L'AQUILA. Il pianoforte e la presenza scenica di Stefano Bollani, ma anche la verve di Simona Molinari. Atmosfere jazz per un cartellone di tutto rispetto in cui spiccano nomi come Antonio Pappano,...
L'AQUILA. Il pianoforte e la presenza scenica di Stefano Bollani, ma anche la verve di Simona Molinari. Atmosfere jazz per un cartellone di tutto rispetto in cui spiccano nomi come Antonio Pappano, András Schiff, Angela Hewitt, Giovanni Sollima, Giuseppe Andaloro, senza dimenticare Uto Ughi e Bruno Canino. Nomi importanti per una stagione che segna il 70° anno di attività per la Società aquilana dei concerti Barattelli. Un punto di arrivo, ma anche un passaggio verso il futuro, considerando le linee programmatiche della Barattelli: una gestione premiata dal Ministero con un incremento del contributo annuale del Fondo unico per lo spettacolo, da 360mila euro a quasi 392mila euro. «E' il segnale questo», sottolinea Giorgio Battistelli, presidente dell'istituzione, «che percepiamo come riconoscimento al nostro modo di organizzare i concerti».

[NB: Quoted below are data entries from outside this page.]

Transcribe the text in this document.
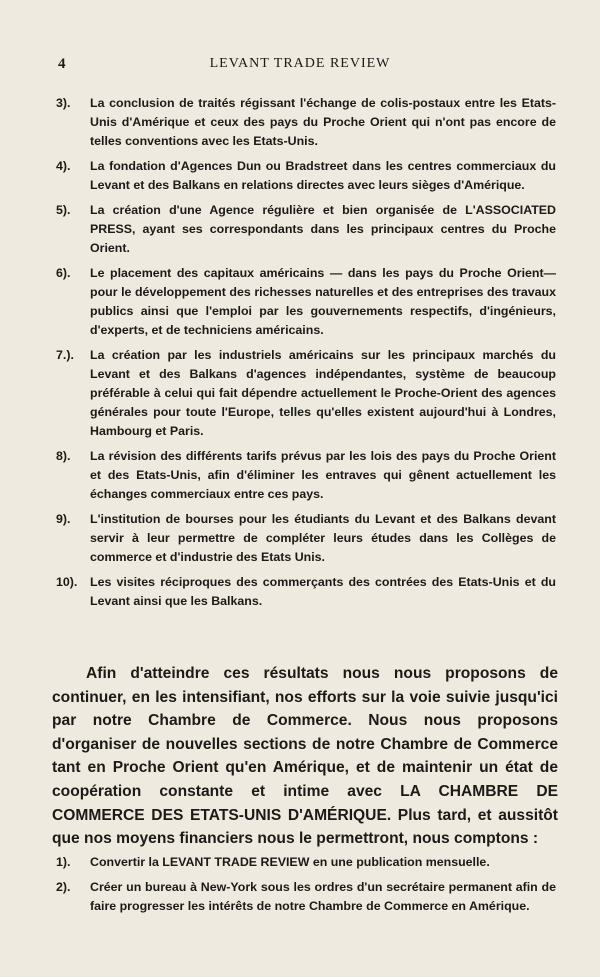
4	LEVANT TRADE REVIEW
3). La conclusion de traités régissant l'échange de colis-postaux entre les Etats-Unis d'Amérique et ceux des pays du Proche Orient qui n'ont pas encore de telles conventions avec les Etats-Unis.
4). La fondation d'Agences Dun ou Bradstreet dans les centres commerciaux du Levant et des Balkans en relations directes avec leurs sièges d'Amérique.
5). La création d'une Agence régulière et bien organisée de L'ASSOCIATED PRESS, ayant ses correspondants dans les principaux centres du Proche Orient.
6). Le placement des capitaux américains — dans les pays du Proche Orient— pour le développement des richesses naturelles et des entreprises des travaux publics ainsi que l'emploi par les gouvernements respectifs, d'ingénieurs, d'experts, et de techniciens américains.
7.). La création par les industriels américains sur les principaux marchés du Levant et des Balkans d'agences indépendantes, système de beaucoup préférable à celui qui fait dépendre actuellement le Proche-Orient des agences générales pour toute l'Europe, telles qu'elles existent aujourd'hui à Londres, Hambourg et Paris.
8). La révision des différents tarifs prévus par les lois des pays du Proche Orient et des Etats-Unis, afin d'éliminer les entraves qui gênent actuellement les échanges commerciaux entre ces pays.
9). L'institution de bourses pour les étudiants du Levant et des Balkans devant servir à leur permettre de compléter leurs études dans les Collèges de commerce et d'industrie des Etats Unis.
10). Les visites réciproques des commerçants des contrées des Etats-Unis et du Levant ainsi que les Balkans.
Afin d'atteindre ces résultats nous nous proposons de continuer, en les intensifiant, nos efforts sur la voie suivie jusqu'ici par notre Chambre de Commerce. Nous nous proposons d'organiser de nouvelles sections de notre Chambre de Commerce tant en Proche Orient qu'en Amérique, et de maintenir un état de coopération constante et intime avec LA CHAMBRE DE COMMERCE DES ETATS-UNIS D'AMÉRIQUE. Plus tard, et aussitôt que nos moyens financiers nous le permettront, nous comptons :
1). Convertir la LEVANT TRADE REVIEW en une publication mensuelle.
2). Créer un bureau à New-York sous les ordres d'un secrétaire permanent afin de faire progresser les intérêts de notre Chambre de Commerce en Amérique.
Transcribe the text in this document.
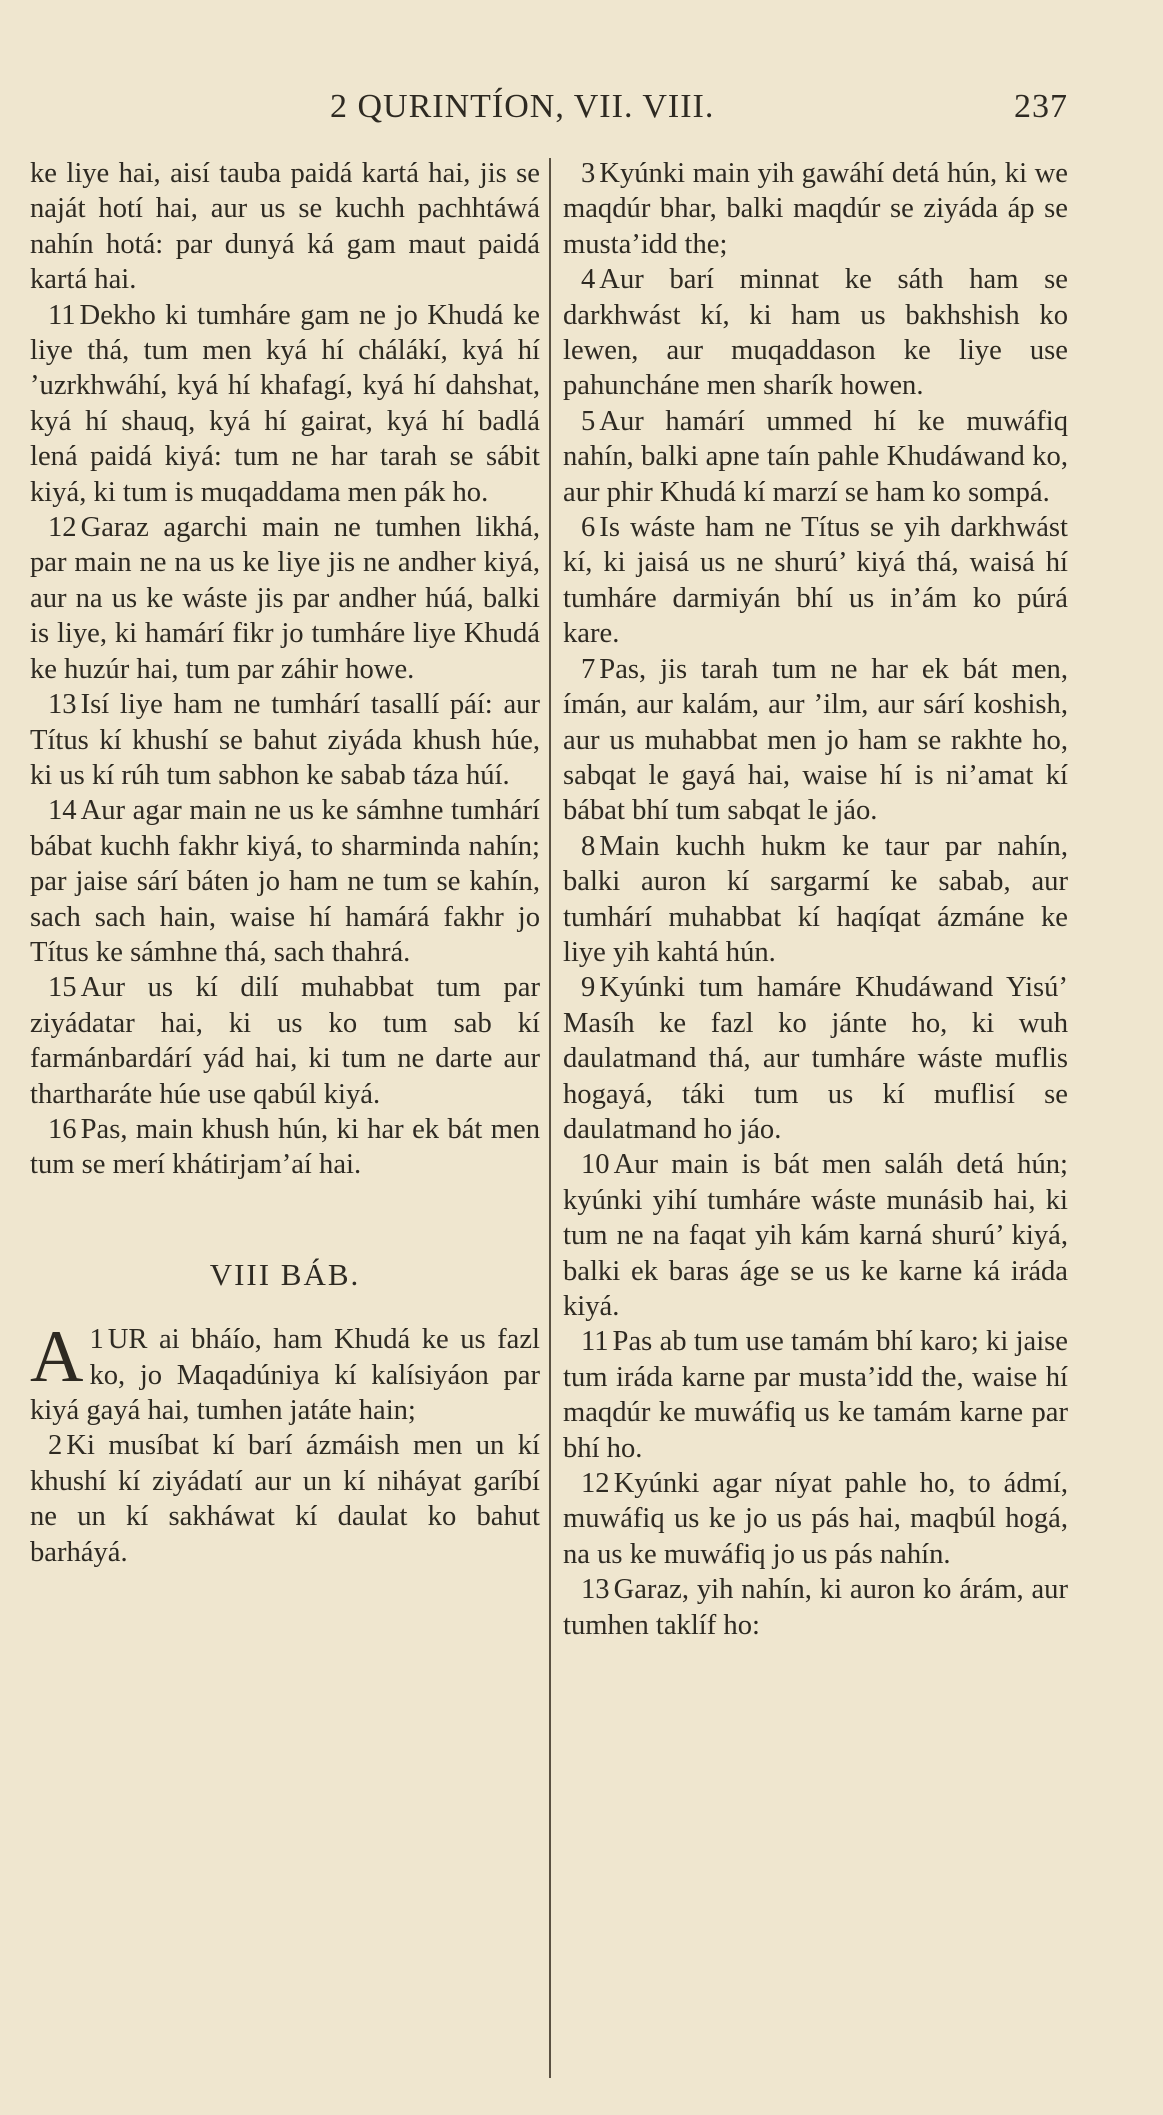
2 QURINTÍON, VII. VIII.	237

ke liye hai, aisí tauba paidá kartá hai, jis se naját hotí hai, aur us se kuchh pachhtáwá nahín hotá: par dunyá ká gam maut paidá kartá hai.

11 Dekho ki tumháre gam ne jo Khudá ke liye thá, tum men kyá hí chálákí, kyá hí ’uzrkhwáhí, kyá hí khafagí, kyá hí dahshat, kyá hí shauq, kyá hí gairat, kyá hí badlá lená paidá kiyá: tum ne har tarah se sábit kiyá, ki tum is muqaddama men pák ho.

12 Garaz agarchi main ne tumhen likhá, par main ne na us ke liye jis ne andher kiyá, aur na us ke wáste jis par andher húá, balki is liye, ki hamárí fikr jo tumháre liye Khudá ke huzúr hai, tum par záhir howe.

13 Isí liye ham ne tumhárí tasallí páí: aur Títus kí khushí se bahut ziyáda khush húe, ki us kí rúh tum sabhon ke sabab táza húí.

14 Aur agar main ne us ke sámhne tumhárí bábat kuchh fakhr kiyá, to sharminda nahín; par jaise sárí báten jo ham ne tum se kahín, sach sach hain, waise hí hamárá fakhr jo Títus ke sámhne thá, sach thahrá.

15 Aur us kí dilí muhabbat tum par ziyádatar hai, ki us ko tum sab kí farmánbardárí yád hai, ki tum ne darte aur thartharáte húe use qabúl kiyá.

16 Pas, main khush hún, ki har ek bát men tum se merí khátirjam’aí hai.

VIII BÁB.

1
A UR ai bháío, ham Khudá ke us fazl ko, jo Maqadúniya kí kalísiyáon par kiyá gayá hai, tumhen jatáte hain;

2 Ki musíbat kí barí ázmáish men un kí khushí kí ziyádatí aur un kí niháyat garíbí ne un kí sakháwat kí daulat ko bahut barháyá.

3 Kyúnki main yih gawáhí detá hún, ki we maqdúr bhar, balki maqdúr se ziyáda áp se musta’idd the;

4 Aur barí minnat ke sáth ham se darkhwást kí, ki ham us bakhshish ko lewen, aur muqaddason ke liye use pahuncháne men sharík howen.

5 Aur hamárí ummed hí ke muwáfiq nahín, balki apne taín pahle Khudáwand ko, aur phir Khudá kí marzí se ham ko sompá.

6 Is wáste ham ne Títus se yih darkhwást kí, ki jaisá us ne shurú’ kiyá thá, waisá hí tumháre darmiyán bhí us in’ám ko púrá kare.

7 Pas, jis tarah tum ne har ek bát men, ímán, aur kalám, aur ’ilm, aur sárí koshish, aur us muhabbat men jo ham se rakhte ho, sabqat le gayá hai, waise hí is ni’amat kí bábat bhí tum sabqat le jáo.

8 Main kuchh hukm ke taur par nahín, balki auron kí sargarmí ke sabab, aur tumhárí muhabbat kí haqíqat ázmáne ke liye yih kahtá hún.

9 Kyúnki tum hamáre Khudáwand Yisú’ Masíh ke fazl ko jánte ho, ki wuh daulatmand thá, aur tumháre wáste muflis hogayá, táki tum us kí muflisí se daulatmand ho jáo.

10 Aur main is bát men saláh detá hún; kyúnki yihí tumháre wáste munásib hai, ki tum ne na faqat yih kám karná shurú’ kiyá, balki ek baras áge se us ke karne ká iráda kiyá.

11 Pas ab tum use tamám bhí karo; ki jaise tum iráda karne par musta’idd the, waise hí maqdúr ke muwáfiq us ke tamám karne par bhí ho.

12 Kyúnki agar níyat pahle ho, to ádmí, muwáfiq us ke jo us pás hai, maqbúl hogá, na us ke muwáfiq jo us pás nahín.

13 Garaz, yih nahín, ki auron ko árám, aur tumhen taklíf ho:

Il cartellone di quest'anno, presentato a palazzo Fibbioni dell’Aquila dal sindaco Massimo Cialente e dal direttore artistico dell'Ente musicale Fabrizio Pezzopane, coinvolge varie istituzioni locali tra cui l'Orchestra Sinfonica Abruzzese, I Solisti Aquilani e il Coro di voci bianche. Il concerto di inaugurazione, domenica 11 ottobre, è affidato proprio alla Sinfonica e vede in scena la pianista coreana Ji-Yeong Mun, che nei giorni scorsi ha vinto il primo premio al Concorso internazionale Busoni di Bolzano. Una scuola tutta orientale per la giovane. Nata nel 1995 a Yeosu (Corea del Sud), ha iniziato a studiare pianoforte all'età di cinque anni, e da allora è annoverata tra i giovani talenti più promettenti del suo Paese. Ha anche ricevuto una borsa di studio alla Daewon Culture Foundation and Daishin Securities. Eseguirà musiche di Manzoli, Chopin e Cajkovskij . L'appuntamento è all'Auditorium della Guardia di Finanza – sede di gran parte dei concerti – alle 18. Presente in cartellone anche la danza con produzioni originali. Tra queste “Barbablù”, spettacolo su “Tersiphoné”, con superficie interattiva e live electronics (touch screen), un'animazione ideata dall'aquilana Concetta Cucchiarelli. Ci sarà anche un concerto di Fabrizio Bosso, grande assente della maratona jazz aquilana alla pari di Bollani e della stessa Molinari. Gli abbonamenti, disponibili a partire da lunedì 14 settembre negli uffici della Barattelli in via Strinella, 35, comprendono 40 concerti e mantengono le tariffe dello scorso anno: 120 euro, ridotto (famiglie e anziani) 100, giovani fino a 26 anni 50 euro. (fab.i.)